One study has found that among the Spanish population, Hypertrophic CardioMyopathy (HCM) also referred to as Hypertrophic Obstructive CardioMyopathy or HOCM is more likely to happen in those of T2 ancestry than those in other maternal haplogroups. It is unknown whether or not this is specific to this subclaude of haplogroup T or is a risk factor shared by all of haplogroup T. With a statistically significant difference found in such a small sample, it may be advisable for those of known haplogroup T maternal ancestry to be aware of this and have their physician check for evidence of this condition whan having a routine exam at an early age. It is usually symptom-less and increases the risk of sudden cardiac death, which often happens to those of as early in life as teenagers and may affect those who are active and have no other risk factors.

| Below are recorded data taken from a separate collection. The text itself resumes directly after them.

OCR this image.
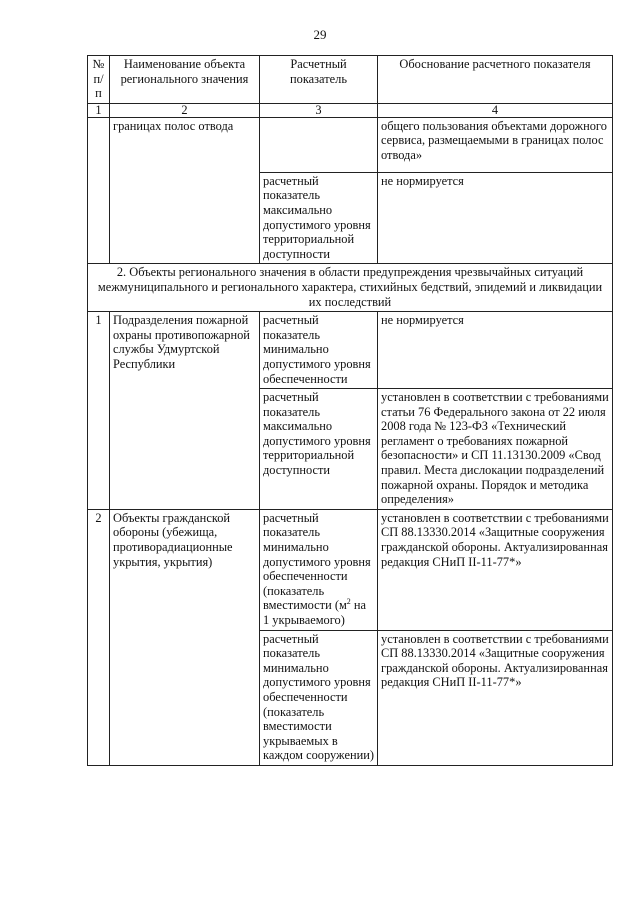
29
№ п/п	Наименование объекта регионального значения	Расчетный показатель	Обоснование расчетного показателя
1	2	3	4
	границах полос отвода		общего пользования объектами дорожного сервиса, размещаемыми в границах полос отвода»
		расчетный показатель максимально допустимого уровня территориальной доступности	не нормируется
2. Объекты регионального значения в области предупреждения чрезвычайных ситуаций межмуниципального и регионального характера, стихийных бедствий, эпидемий и ликвидации их последствий			
1	Подразделения пожарной охраны противопожарной службы Удмуртской Республики	расчетный показатель минимально допустимого уровня обеспеченности	не нормируется
		расчетный показатель максимально допустимого уровня территориальной доступности	установлен в соответствии с требованиями статьи 76 Федерального закона от 22 июля 2008 года № 123-ФЗ «Технический регламент о требованиях пожарной безопасности» и СП 11.13130.2009 «Свод правил. Места дислокации подразделений пожарной охраны. Порядок и методика определения»
2	Объекты гражданской обороны (убежища, противорадиационные укрытия, укрытия)	расчетный показатель минимально допустимого уровня обеспеченности (показатель вместимости ($м^2$ на 1 укрываемого)	установлен в соответствии с требованиями СП 88.13330.2014 «Защитные сооружения гражданской обороны. Актуализированная редакция СНиП II-11-77*»
		расчетный показатель минимально допустимого уровня обеспеченности (показатель вместимости укрываемых в каждом сооружении)	установлен в соответствии с требованиями СП 88.13330.2014 «Защитные сооружения гражданской обороны. Актуализированная редакция СНиП II-11-77*»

Certain medical studies had shown mitochondrial Haplogroup T to be associated with reduced sperm motility in males, although these results have been challenged (Mishmar 2002). According to the Departamento de Bioquimica y Biologica Molecular y Celular, Universidad de Zaragoza, Haplogroup T can predispose to asthenozoospermia (Ruiz-Pesini 2000). However, these findings have been disputed due to a small sample size in the study (Mishmar 2002).

Nicholas II of Russia

The last Russian Tsar, Nicholas II, has been shown to be of Haplogroup T, specifically subclade T2 (Ivanov 1996). Assuming all relevant pedigrees are correct, this includes all female-line descendants of his female line ancestor Barbara of Celje (1390-1451), wife of Sigismund, Holy Roman Emperor. This includes a great number of European nobles, including George I of Great Britain and Frederick William I of Prussia (through the Electress Sophia of Hanover), Charles I of England, George III of the United Kingdom, George V of the United Kingdom, Charles X Gustav of Sweden, Gustavus Adolphus of Sweden, Maurice of Nassau, Prince of Orange, Olav V of Norway, and George I of Greece. Many European royals have been found to be of this mtDNA Haplogroup, in addition to Haplogroup H (mtDNA).